First Affiliated Hospital of Guangdong Pharmaceutical University, Guangzhou, China.
Apoptosis. 2023 Apr;28(3-4):639-652. doi: 10.1007/s10495-022-01800-6. Epub 2023 Jan 31.
Chronic obstructive pulmonary disease is the 3rd leading cause of death worldwide, and the available treatments are unsatisfactory, resulting in a major economic burden. As cellular therapy is commonly used for lung disease, we investigated a treatment with CXCR4-overexpressing BMSCs in a COPD model. We extracted and purified Bone marrow mesenchymal stem cells (BMSCs) from SD rats. COPD apoptosis model was established by cigarette smoke exposure. BMSCs (1 × 10 cells per injection)were transplanted in vivo twice a month during model establishment, and alveolar rupture in the lung was assessed. Lung cell apoptosis was assessed by terminal deoxynucleotidyl transferase biotin-dUTP nick end labeling (TUNEL) analysis, and the concentrations of apoptotic proteins in the lungs were detected by Western blotting. We successfully isolated BMSCs and established CXCR4-overexpressing BMSCs. qRT‒PCR and Western blotting detection both reveal that CXCR4 mRNA level and protein both significantly higher expression in CXCR4-BMSCs than the pBABE-BMSCs. Continuous cigarette smoke exposure caused alveolar septal rupture: In the model group, the alveolar mean linear intercept in the first month was significantly lower than that in the third month (p < 0.05). In the third month, the alveolar mean linear intercept values of the control and CXCR4-BMSC groups were lower than those of the model group (control group p < 0.01, CXCR4-BMSC group p < 0.05), and TUNEL staining revealed that the apoptosis rates of the control and CXCR4-BMSC groups were significantly lower than those of the model group (p < 0.01). Furthermore, the levels of the apoptotic proteins cleaved caspase-8, cleaved caspase-3 and cleaved PARP-1 were higher in the model group than in the control group (p < 0.05) and significantly lower in the CXCR4-BMSC group than in the model group (p < 0.05). The transplantation of CXCR4-overexpressing BMSCs during COPD model generation significantly inhibited apoptosis via the extrinsic apoptosis pathway. CXCR4 enhances the inhibitory effects of bone mesenchymal stem cells on lung cell apoptosis in a rat model of smoking-induced COPD.
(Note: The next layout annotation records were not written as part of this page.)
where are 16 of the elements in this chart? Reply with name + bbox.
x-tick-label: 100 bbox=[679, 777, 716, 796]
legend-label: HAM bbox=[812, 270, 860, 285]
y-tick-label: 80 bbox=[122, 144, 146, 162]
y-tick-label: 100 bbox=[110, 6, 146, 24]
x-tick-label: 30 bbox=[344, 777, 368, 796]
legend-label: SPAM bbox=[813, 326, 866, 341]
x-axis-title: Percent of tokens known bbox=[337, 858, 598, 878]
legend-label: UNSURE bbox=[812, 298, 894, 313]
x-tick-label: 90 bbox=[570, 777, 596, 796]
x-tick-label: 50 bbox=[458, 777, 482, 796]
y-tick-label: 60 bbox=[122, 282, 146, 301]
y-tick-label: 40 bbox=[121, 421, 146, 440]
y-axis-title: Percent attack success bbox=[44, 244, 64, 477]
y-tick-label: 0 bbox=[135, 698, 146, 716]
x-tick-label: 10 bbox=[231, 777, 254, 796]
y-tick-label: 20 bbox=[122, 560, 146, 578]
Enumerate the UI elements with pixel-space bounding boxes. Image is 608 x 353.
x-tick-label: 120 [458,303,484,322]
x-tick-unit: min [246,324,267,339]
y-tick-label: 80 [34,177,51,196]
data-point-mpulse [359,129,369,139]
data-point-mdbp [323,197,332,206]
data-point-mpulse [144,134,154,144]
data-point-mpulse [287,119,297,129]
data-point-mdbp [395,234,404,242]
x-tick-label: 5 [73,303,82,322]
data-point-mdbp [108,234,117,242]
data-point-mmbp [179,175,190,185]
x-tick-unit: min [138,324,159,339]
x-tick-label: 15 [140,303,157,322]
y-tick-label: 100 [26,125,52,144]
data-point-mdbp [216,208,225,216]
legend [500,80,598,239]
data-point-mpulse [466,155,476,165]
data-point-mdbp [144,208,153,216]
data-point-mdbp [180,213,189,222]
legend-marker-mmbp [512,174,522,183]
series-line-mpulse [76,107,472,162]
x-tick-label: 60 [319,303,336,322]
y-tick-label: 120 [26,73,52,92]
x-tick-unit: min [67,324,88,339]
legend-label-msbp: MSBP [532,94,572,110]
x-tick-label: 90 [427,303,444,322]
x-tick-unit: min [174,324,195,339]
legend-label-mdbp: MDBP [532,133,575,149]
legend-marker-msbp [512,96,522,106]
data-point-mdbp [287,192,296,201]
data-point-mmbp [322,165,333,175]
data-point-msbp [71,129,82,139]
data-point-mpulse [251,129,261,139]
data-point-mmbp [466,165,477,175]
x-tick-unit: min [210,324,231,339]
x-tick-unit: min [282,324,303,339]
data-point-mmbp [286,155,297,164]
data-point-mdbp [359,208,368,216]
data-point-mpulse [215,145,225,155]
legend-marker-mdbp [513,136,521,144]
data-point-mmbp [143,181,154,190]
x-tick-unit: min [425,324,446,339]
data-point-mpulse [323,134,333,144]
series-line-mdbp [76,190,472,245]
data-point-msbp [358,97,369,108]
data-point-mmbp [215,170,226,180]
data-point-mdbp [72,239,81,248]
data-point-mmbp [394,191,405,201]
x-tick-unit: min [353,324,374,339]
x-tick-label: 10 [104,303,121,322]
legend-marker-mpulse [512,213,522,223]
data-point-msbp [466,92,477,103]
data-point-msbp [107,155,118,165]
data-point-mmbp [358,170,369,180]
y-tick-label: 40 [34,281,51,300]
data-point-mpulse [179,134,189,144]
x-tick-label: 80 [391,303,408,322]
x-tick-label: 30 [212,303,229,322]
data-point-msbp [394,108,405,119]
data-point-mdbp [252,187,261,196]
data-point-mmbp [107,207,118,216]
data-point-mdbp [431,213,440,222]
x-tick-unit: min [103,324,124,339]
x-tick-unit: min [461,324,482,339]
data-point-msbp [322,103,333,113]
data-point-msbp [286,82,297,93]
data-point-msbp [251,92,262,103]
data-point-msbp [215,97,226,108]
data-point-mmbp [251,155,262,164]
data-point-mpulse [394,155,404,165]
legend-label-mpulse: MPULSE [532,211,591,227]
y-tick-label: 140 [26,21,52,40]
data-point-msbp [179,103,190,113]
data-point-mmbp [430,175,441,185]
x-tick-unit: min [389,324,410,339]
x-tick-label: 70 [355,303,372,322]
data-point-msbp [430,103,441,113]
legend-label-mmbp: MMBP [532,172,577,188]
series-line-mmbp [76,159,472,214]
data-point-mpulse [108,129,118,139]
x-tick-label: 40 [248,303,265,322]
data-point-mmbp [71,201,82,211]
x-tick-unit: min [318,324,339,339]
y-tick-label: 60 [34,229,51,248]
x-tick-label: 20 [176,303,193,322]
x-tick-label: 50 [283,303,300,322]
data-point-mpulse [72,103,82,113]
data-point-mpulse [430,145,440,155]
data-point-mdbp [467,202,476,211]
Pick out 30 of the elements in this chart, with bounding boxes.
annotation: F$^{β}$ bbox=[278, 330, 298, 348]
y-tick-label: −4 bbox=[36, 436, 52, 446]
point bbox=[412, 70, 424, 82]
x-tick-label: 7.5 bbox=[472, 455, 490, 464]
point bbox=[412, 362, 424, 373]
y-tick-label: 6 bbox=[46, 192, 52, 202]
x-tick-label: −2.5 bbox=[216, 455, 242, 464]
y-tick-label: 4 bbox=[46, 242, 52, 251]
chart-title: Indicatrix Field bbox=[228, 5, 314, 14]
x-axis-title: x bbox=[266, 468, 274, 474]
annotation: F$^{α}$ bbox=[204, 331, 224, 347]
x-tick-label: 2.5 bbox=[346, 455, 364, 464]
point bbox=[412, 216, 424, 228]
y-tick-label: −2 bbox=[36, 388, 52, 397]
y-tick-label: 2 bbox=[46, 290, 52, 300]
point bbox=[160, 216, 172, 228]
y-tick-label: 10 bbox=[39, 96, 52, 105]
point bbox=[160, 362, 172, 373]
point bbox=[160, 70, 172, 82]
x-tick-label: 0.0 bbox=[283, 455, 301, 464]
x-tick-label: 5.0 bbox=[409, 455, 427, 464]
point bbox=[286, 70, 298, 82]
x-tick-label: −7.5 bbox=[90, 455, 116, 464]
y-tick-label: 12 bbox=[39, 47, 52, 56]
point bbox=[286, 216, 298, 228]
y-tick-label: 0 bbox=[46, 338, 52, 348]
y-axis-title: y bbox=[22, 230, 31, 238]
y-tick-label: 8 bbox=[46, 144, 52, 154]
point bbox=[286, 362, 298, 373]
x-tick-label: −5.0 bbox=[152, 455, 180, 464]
慢性阻塞性肺疾病是全球第 3 大死因,现有的治疗方法并不令人满意,导致了巨大的经济负担。由于细胞疗法常用于肺部疾病,我们研究了在 COPD 模型中使用 CXCR4 过表达骨髓间充质干细胞(BMSCs)的治疗方法。我们从 SD 大鼠中提取并纯化了骨髓间充质干细胞(BMSCs)。通过香烟烟雾暴露建立 COPD 细胞凋亡模型。在模型建立过程中,每月两次进行体内移植,每次 BMSCs(1×10 个细胞/注射),评估肺部肺泡破裂情况。通过末端脱氧核苷酸转移酶生物素-dUTP 缺口末端标记(TUNEL)分析评估肺细胞凋亡,通过 Western blot 检测肺组织中凋亡蛋白的浓度。我们成功分离了 BMSCs 并建立了 CXCR4 过表达 BMSCs。qRT-PCR 和 Western blot 检测均显示 CXCR4-BMSCs 中的 CXCR4 mRNA 水平和蛋白表达均明显高于 pBABE-BMSCs。连续香烟烟雾暴露导致肺泡隔破裂:在模型组中,第一个月的肺泡平均线性截距明显低于第三个月(p<0.05)。在第三个月,对照组和 CXCR4-BMSC 组的肺泡平均线性截距值均低于模型组(对照组 p<0.01,CXCR4-BMSC 组 p<0.05),TUNEL 染色显示对照组和 CXCR4-BMSC 组的细胞凋亡率明显低于模型组(p<0.01)。此外,模型组中裂解的 caspase-8、裂解的 caspase-3 和裂解的 PARP-1 凋亡蛋白水平高于对照组(p<0.05),而 CXCR4-BMSC 组显著低于模型组(p<0.05)。在 COPD 模型生成期间移植 CXCR4 过表达 BMSCs 可通过外在凋亡途径显著抑制细胞凋亡。CXCR4 增强了骨髓间充质干细胞对吸烟诱导的 COPD 大鼠肺细胞凋亡的抑制作用。